3D-STRUCTURE OF HUMAN TRANSTHYRETIN LEU-55-PRO MUTANT. Paula Sebastiao¹, Zbigniew Dauter², Maria Joao Saraiva² and Ana Margarida Damas², Embl, c/o Desy, Notkestrasse 85, 22607 Hamburg, Germany¹, Instituto de Ciencias Biomedicas de Abel Salazar, Largo Prof. Abel Salazar, 4000 Porto, Portugal²

The aim of the present study is the elucidation of the molecular mechanism(s) involved in amyloidogenesis by the structural characterization of transthyretin (TTR) variants.

The 3D-structure of variant human transthyretin Leu-55-Pro implicated as the causative agent in early-onset Familial Amyloid Polyneuropathy (FAP) is presented and the molecular mechanism involved in its extreme pathogenecity is suggested. FAP is an autosomal dominant disease characterised by the systemic deposition of amyloid with a particular involvement of the peripheral nerves. Amyloid FAP fibril formation is due to TTR aggregation in an insoluble protease resistant fibril with an antiparallel ß-pleated sheet structure which leads to neurotoxicity and organ dysfunction.

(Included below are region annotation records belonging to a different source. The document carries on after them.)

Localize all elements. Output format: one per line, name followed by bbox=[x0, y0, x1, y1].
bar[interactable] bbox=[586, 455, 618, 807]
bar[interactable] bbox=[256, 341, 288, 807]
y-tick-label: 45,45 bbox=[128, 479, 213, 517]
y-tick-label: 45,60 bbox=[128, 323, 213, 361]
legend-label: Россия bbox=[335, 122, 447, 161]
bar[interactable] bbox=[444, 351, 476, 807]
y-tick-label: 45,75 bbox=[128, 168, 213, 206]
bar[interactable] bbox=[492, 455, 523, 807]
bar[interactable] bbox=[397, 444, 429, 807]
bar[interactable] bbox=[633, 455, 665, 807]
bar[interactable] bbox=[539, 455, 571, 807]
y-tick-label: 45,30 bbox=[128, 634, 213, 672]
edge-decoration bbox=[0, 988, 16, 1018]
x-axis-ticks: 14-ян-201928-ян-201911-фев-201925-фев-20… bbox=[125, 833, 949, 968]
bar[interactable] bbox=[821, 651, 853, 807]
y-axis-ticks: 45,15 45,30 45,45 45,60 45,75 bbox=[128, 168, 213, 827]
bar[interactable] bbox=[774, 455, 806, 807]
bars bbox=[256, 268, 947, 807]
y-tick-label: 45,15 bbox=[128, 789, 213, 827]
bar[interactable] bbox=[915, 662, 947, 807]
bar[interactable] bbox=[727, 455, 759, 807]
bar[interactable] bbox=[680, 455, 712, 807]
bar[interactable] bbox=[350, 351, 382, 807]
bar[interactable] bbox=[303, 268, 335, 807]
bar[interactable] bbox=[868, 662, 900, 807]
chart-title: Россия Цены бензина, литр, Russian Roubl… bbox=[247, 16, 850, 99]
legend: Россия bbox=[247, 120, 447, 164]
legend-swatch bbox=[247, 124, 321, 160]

Transthyretin (TTR) also known as thyroxine-binding prealbumin is a tetrameric human plasma protein (MW 54980) composed of identical 127 residue subunits, each having a ß-sheet structure. Each monomer subunit presents two four-stranded ß-sheets Dagh (inner-sheet) and Cbef (outersheet).

The molecular characterization of this amyloidogenic TTR variant showed that the Leu-55-Pro mutation disrupts ß-strand D involved in the inner ß-sheet Dagh. The electrostatic surface potential in this TTR variant differs from that in the wild-type protein. Pathological effects may arise as this enhances the oligomerization of the protein and/or interaction of transthyretin with other amyloid components namely glycosaminoglycans.